Da gusto así. Para un país que ha vivido apretándose el cinturón –fue el discurso predominante en 50 años de la historia de Chile– la expansión del gasto público en proporciones desacostumbradas, desacostumbradas incluso para los gobiernos de la Concertación, que ya lo habían multiplicado por dos o por tres en relación al año 90, esto de tener saldo en la cuenta corriente es una experiencia nueva, gozosa y edificante. No solo permite atender demandas largamente postergadas. También le da razones a la autoridad para sentirse mejor moralmente, más justiciera en términos políticos y más útil en términos históricos. Tuve que llegar yo para que esto se hiciera o para que esta injusticia se reparara. La historia me lo agradecerá.

Como con plata se compran huevos, la sensación que instalaron diversos interlocutores mediáticos tras el último mensaje presidencial fue que Michelle Bachelet había logrado rearmar su agenda, reconstituir la unidad de su gobierno y disciplinar
las filas de la Concertación. Sin embargo, basta ver la forma en que se han sucedido las cosas desde entonces, en especial con respecto al proyecto de ley que inyecta 290 millones de dólares al Transantiago solo por este año, para comprobar que la abundancia en política puede jugar muy malas pasadas. De partida, puede significar que el gobierno esté gastando en tonteras. Quizás el proyecto del Transantiago lo es: fue mal diseñado, mal ejecutado y lo más probable es que no tenga destino. Y está significando también que apareció un nuevo mercado de apetitos regionalistas postergados, para desactivar el cual, como se ha visto, no habrá más remedio que tirar a la basura las más elementales exigencias que han cumplir los proyectos de inversión pública, esto es, la sujeción a evaluaciones de algún rigor económico y social, para dimensionar sus retornos. En Chile esto se ha venido haciendo con abierta chapucería, pero tal como van las cosas ahora ni siquiera se hará.

No es cierto que los malos gobiernos puedan arreglarse con plata. Para lo único que les sirve la plata a los malos gobiernos es para que resulten más caros.

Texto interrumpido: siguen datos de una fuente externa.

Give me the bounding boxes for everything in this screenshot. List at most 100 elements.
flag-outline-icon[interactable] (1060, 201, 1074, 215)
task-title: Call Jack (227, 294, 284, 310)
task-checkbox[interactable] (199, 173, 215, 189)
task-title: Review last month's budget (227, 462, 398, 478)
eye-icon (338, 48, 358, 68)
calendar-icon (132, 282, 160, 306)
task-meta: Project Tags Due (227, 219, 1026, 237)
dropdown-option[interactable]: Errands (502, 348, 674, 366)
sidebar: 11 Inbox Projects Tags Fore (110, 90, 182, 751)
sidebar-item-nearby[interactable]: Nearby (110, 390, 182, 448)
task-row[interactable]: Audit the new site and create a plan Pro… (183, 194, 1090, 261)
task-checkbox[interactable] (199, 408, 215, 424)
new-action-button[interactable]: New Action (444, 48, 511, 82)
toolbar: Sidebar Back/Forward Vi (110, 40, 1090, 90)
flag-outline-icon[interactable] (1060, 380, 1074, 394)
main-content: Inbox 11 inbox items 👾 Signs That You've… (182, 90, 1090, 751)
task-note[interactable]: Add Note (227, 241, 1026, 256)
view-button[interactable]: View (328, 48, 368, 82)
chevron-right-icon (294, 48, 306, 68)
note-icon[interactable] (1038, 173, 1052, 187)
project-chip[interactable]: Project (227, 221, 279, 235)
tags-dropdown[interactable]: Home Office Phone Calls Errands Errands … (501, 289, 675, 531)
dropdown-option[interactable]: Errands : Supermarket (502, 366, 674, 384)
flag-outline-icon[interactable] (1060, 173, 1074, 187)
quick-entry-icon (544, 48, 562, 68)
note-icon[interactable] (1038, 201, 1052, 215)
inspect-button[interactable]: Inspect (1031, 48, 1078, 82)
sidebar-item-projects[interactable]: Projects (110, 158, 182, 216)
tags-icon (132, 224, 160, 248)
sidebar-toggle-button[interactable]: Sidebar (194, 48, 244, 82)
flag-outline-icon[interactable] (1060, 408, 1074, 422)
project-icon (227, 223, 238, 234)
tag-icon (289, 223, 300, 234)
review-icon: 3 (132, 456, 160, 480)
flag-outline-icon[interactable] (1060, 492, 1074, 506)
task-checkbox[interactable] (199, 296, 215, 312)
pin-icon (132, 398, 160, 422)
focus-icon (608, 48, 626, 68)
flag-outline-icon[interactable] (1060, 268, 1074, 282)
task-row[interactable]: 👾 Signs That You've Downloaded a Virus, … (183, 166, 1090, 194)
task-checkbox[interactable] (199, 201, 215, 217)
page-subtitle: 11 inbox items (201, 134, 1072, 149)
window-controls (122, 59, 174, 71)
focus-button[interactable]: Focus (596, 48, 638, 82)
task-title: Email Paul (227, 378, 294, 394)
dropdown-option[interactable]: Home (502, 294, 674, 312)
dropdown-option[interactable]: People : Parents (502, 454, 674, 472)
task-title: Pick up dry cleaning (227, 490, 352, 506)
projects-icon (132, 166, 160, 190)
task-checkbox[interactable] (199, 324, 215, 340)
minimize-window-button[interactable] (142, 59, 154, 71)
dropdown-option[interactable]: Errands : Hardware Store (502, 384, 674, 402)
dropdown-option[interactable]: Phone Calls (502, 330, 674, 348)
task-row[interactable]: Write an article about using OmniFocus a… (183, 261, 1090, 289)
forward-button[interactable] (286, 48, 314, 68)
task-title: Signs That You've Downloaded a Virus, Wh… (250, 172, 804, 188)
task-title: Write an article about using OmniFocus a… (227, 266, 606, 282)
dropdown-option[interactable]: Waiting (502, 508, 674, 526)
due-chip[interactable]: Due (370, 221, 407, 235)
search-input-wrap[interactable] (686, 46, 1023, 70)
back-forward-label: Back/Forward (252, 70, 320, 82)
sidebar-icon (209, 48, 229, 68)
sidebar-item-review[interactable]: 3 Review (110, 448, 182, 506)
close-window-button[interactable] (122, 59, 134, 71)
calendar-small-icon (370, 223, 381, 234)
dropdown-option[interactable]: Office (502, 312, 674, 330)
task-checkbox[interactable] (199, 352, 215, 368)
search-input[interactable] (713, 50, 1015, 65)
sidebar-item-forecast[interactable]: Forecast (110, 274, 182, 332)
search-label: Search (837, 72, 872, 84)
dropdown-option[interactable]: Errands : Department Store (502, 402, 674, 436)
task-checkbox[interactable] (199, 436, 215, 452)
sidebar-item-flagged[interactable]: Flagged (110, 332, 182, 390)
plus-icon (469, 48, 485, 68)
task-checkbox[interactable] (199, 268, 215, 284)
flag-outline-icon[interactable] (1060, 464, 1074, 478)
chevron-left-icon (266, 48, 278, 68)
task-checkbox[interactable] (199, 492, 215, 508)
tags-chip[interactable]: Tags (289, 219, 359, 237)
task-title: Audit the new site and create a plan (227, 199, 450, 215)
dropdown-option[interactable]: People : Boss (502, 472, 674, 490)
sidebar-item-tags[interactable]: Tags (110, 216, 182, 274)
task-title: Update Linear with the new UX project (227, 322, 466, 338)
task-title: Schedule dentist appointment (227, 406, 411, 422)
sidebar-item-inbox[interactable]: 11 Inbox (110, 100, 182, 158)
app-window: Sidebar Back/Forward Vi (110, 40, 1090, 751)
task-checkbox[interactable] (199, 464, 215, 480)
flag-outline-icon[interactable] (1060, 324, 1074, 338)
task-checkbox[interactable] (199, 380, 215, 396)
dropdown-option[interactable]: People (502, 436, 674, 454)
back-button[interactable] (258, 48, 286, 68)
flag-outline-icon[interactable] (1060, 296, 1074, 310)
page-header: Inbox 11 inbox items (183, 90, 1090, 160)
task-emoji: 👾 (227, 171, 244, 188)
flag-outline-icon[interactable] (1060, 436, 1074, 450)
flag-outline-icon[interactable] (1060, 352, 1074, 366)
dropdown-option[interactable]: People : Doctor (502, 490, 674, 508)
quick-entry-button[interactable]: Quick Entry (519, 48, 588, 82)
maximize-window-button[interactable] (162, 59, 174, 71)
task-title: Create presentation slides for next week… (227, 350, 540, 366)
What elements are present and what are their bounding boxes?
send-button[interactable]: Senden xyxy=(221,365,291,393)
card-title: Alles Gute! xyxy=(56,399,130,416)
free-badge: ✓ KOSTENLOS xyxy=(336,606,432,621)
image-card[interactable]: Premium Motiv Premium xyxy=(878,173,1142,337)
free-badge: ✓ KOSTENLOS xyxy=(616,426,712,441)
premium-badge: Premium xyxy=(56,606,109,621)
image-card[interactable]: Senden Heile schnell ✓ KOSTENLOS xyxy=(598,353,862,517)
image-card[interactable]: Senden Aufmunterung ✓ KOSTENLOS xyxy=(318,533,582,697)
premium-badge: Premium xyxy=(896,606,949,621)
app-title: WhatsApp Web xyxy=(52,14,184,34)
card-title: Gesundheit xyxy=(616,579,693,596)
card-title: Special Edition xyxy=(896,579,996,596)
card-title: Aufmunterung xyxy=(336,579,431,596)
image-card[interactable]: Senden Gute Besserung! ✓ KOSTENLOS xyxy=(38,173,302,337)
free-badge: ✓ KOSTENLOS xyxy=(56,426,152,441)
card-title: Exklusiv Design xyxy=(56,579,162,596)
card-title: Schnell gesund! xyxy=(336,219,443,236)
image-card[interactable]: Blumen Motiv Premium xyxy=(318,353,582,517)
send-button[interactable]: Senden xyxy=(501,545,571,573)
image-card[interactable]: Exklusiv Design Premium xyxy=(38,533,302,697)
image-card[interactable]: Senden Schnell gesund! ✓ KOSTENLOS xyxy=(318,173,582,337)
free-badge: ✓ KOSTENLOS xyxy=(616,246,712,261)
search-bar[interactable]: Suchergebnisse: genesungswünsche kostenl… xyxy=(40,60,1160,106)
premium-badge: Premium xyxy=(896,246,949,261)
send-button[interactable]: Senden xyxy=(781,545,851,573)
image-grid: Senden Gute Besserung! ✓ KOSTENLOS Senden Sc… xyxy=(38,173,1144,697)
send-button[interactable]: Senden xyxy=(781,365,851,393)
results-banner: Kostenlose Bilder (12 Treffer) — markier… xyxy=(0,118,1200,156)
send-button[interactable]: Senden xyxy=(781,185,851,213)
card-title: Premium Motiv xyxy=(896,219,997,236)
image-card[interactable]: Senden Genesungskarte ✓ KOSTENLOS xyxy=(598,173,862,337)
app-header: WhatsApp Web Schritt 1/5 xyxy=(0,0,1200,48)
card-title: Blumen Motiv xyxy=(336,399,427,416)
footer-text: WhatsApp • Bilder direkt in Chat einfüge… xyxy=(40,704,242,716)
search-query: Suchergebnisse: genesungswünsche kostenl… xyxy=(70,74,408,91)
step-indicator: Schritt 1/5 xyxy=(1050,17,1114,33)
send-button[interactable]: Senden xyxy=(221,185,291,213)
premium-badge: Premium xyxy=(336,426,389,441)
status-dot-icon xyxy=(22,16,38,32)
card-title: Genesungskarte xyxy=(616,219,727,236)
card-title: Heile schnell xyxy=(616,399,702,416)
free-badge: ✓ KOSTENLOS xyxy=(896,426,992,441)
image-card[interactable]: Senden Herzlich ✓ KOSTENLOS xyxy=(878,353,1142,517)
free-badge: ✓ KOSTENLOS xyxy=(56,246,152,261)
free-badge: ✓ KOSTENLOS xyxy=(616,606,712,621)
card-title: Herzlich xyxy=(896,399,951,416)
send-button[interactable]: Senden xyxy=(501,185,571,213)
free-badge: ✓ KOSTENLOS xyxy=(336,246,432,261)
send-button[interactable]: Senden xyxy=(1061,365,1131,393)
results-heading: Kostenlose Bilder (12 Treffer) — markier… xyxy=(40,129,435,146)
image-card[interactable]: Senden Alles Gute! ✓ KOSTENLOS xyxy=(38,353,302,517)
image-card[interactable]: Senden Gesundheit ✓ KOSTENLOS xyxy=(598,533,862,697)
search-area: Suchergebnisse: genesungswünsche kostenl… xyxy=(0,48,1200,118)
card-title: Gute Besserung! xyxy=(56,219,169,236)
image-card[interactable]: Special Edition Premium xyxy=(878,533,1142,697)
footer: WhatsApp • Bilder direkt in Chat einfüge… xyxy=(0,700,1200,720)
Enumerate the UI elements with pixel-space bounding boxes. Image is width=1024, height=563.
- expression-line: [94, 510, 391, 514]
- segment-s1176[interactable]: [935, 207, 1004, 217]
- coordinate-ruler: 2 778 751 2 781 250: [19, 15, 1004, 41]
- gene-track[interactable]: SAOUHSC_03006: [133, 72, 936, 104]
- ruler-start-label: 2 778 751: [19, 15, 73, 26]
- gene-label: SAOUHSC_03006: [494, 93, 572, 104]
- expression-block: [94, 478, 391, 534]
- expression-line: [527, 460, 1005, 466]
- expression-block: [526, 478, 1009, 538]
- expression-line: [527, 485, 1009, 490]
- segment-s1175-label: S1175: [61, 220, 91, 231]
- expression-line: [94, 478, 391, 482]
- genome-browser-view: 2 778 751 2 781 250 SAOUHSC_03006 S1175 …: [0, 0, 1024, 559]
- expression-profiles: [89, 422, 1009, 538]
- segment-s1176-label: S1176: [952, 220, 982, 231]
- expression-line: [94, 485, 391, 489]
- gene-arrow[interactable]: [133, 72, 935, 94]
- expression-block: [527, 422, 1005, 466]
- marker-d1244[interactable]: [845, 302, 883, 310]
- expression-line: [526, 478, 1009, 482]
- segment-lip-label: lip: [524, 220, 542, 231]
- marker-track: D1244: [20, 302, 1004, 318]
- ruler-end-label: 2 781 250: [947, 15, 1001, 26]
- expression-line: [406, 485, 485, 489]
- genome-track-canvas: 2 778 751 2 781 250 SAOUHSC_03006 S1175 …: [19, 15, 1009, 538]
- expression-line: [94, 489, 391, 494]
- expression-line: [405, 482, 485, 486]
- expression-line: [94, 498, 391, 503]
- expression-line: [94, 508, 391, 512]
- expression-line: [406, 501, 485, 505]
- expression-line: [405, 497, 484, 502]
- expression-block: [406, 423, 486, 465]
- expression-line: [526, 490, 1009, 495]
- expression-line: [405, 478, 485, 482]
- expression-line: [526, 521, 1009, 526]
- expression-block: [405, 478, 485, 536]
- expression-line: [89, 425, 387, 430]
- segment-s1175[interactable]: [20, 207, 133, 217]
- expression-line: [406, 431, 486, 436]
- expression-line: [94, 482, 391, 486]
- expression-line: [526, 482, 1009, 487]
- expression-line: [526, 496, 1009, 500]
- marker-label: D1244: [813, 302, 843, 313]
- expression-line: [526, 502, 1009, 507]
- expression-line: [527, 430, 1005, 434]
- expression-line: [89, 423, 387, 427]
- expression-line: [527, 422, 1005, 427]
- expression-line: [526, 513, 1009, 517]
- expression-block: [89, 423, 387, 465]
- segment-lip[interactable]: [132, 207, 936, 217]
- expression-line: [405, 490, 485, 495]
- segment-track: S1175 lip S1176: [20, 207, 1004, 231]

No es la economía lo que falla actualmente en Chile. Lo que está dejando mucho que desear es la política y, en particular, la gestión pública, que no acierta a encontrar un eje de prioridades articulado y convincente, en parte porque la Concertación ya no lo tiene, y en parte porque el gobierno aparece apagando un incendio tras otro con las holguras que le permite la caja fiscal.

Desde los recibimientos abiertamente descomedidos de los pobladores en Hualpén primero y en Aisén después, ahora la presidenta no va ni a la esquina sin resguardarse de antemano con el anuncio de más obras y más platas. Pasó la época en que los mandatarios tenían que llegar con las manos vacías o con bonitas palabras solamente. Ahora es distinto. El deterioro de la palabra es tal que de la noche a la mañana pasaron a ser más elocuentes los números.

Por lo mismo es improbable que este nuevo paradigma pueda reemplazar la épica de un verdadero proyecto de gobierno, la gestión de Michelle Bachelet va a continuar en problemas. Los apetitos –regionales, sectoriales, estamentales, gremiales– ya se abrieron. Y si bien su problema en estricto rigor no es la falta de proyecto, porque el gobierno dice tenerlo en su resuelta opción por la protección social, lo complicado es que no se lo creen o que es abiertamente insuficiente para aglutinar a las fuerzas del gobierno o entusiasmar a la mayoría del país.

Ahora hay dinero. Lo que no hay es eje, rumbo, ideas, épica. No hay política.